Il politico, finito in una intercettazione è stato preso di mira dai Pm che lo avevano accusato di concorso esterno alla mafia. Un altro caso che dimostra l’importanza del giusto uso delle intercettazioni. un danno che non potrà dimenticare

Quattro anni di indagini e poi la richiesta d’archiviazione. Quella dell’ex senatore del Pds Lorenzo Diana è una storia strana, che racconta con precisione e dovizia di particolari il rapporto perverso che spesso si innesca tra avviso di garanzia e gogna mediatica. E di come una vita di impegno contro la camorra possa essere fatta passare per il suo esatto contrario. Mille e quattrocento giorni dopo il 3 luglio 2015, giorno in cui a casa Diana arriva la notifica di un’indagine per concorso esterno in associazione mafiosa, «l’incubo è finito»

Il clan dei casalesi lo voleva morto, quel Lorenzo Diana che nel suo paese, San Cipriano d’Aversa, era ritenuto l’istituzione politica più influente. Ci ha provato con una bomba, poi è passata alle minacce con una lettera del boss Francesco Schiavone “Sandokan” spedita direttamente dal carcere. Ma nulla è stato efficace come la delegittimazione, arrivata per bocca di due pentiti, che lo hanno descritto come il facilitatore degli accordi tra la Cpl Concordia e i vertici del clan.

Per la Dda, Diana si sarebbe attivato per sbloccare gli atti necessari a far sì che diversi lavori andassero alle imprese legate ai vertici del clan. Un castello d’accuse fondato, in alcuni casi, sull’evidenza, sconcertante, dell’impegno antimafia di Diana. Usata, invece, come se significasse il suo esatto contrario.

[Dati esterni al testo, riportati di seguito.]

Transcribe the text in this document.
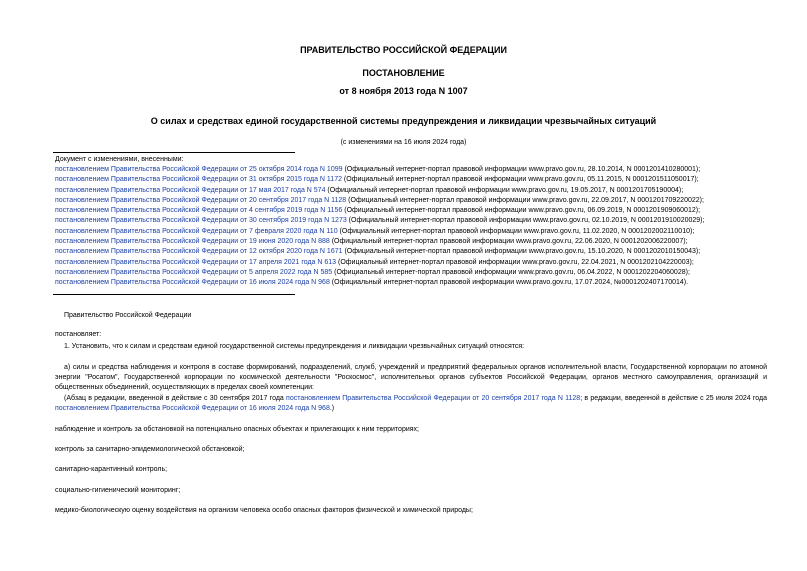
ПРАВИТЕЛЬСТВО РОССИЙСКОЙ ФЕДЕРАЦИИ
ПОСТАНОВЛЕНИЕ
от 8 ноября 2013 года N 1007
О силах и средствах единой государственной системы предупреждения и ликвидации чрезвычайных ситуаций
(с изменениями на 16 июля 2024 года)
Документ с изменениями, внесенными:
постановлением Правительства Российской Федерации от 25 октября 2014 года N 1099 (Официальный интернет-портал правовой информации www.pravo.gov.ru, 28.10.2014, N 0001201410280001);
постановлением Правительства Российской Федерации от 31 октября 2015 года N 1172 (Официальный интернет-портал правовой информации www.pravo.gov.ru, 05.11.2015, N 0001201511050017);
постановлением Правительства Российской Федерации от 17 мая 2017 года N 574 (Официальный интернет-портал правовой информации www.pravo.gov.ru, 19.05.2017, N 0001201705190004);
постановлением Правительства Российской Федерации от 20 сентября 2017 года N 1128 (Официальный интернет-портал правовой информации www.pravo.gov.ru, 22.09.2017, N 0001201709220022);
постановлением Правительства Российской Федерации от 4 сентября 2019 года N 1156 (Официальный интернет-портал правовой информации www.pravo.gov.ru, 06.09.2019, N 0001201909060012);
постановлением Правительства Российской Федерации от 30 сентября 2019 года N 1273 (Официальный интернет-портал правовой информации www.pravo.gov.ru, 02.10.2019, N 0001201910020029);
постановлением Правительства Российской Федерации от 7 февраля 2020 года N 110 (Официальный интернет-портал правовой информации www.pravo.gov.ru, 11.02.2020, N 0001202002110010);
постановлением Правительства Российской Федерации от 19 июня 2020 года N 888 (Официальный интернет-портал правовой информации www.pravo.gov.ru, 22.06.2020, N 0001202006220007);
постановлением Правительства Российской Федерации от 12 октября 2020 года N 1671 (Официальный интернет-портал правовой информации www.pravo.gov.ru, 15.10.2020, N 0001202010150043);
постановлением Правительства Российской Федерации от 17 апреля 2021 года N 613 (Официальный интернет-портал правовой информации www.pravo.gov.ru, 22.04.2021, N 0001202104220003);
постановлением Правительства Российской Федерации от 5 апреля 2022 года N 585 (Официальный интернет-портал правовой информации www.pravo.gov.ru, 06.04.2022, N 0001202204060028);
постановлением Правительства Российской Федерации от 16 июля 2024 года N 968 (Официальный интернет-портал правовой информации www.pravo.gov.ru, 17.07.2024, №0001202407170014).
Правительство Российской Федерации
постановляет:
1. Установить, что к силам и средствам единой государственной системы предупреждения и ликвидации чрезвычайных ситуаций относятся:
а) силы и средства наблюдения и контроля в составе формирований, подразделений, служб, учреждений и предприятий федеральных органов исполнительной власти, Государственной корпорации по атомной энергии "Росатом", Государственной корпорации по космической деятельности "Роскосмос", исполнительных органов субъектов Российской Федерации, органов местного самоуправления, организаций и общественных объединений, осуществляющих в пределах своей компетенции:
(Абзац в редакции, введенной в действие с 30 сентября 2017 года постановлением Правительства Российской Федерации от 20 сентября 2017 года N 1128; в редакции, введенной в действие с 25 июля 2024 года постановлением Правительства Российской Федерации от 16 июля 2024 года N 968.)
наблюдение и контроль за обстановкой на потенциально опасных объектах и прилегающих к ним территориях;
контроль за санитарно-эпидемиологической обстановкой;
санитарно-карантинный контроль;
социально-гигиенический мониторинг;
медико-биологическую оценку воздействия на организм человека особо опасных факторов физической и химической природы;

«Io lo sapevo che sarebbe finito tutto, perché ho sempre lottato, in prima linea, contro la camorra, a volte in solitudine, quando lo Stato ed i giornali erano assenti nel nostro territorio mentre il clan cresceva – racconta – Ho combattuto con coraggio, quasi folle, e senza risparmiarmi fino al rischio della propria vita e dei miei familiari».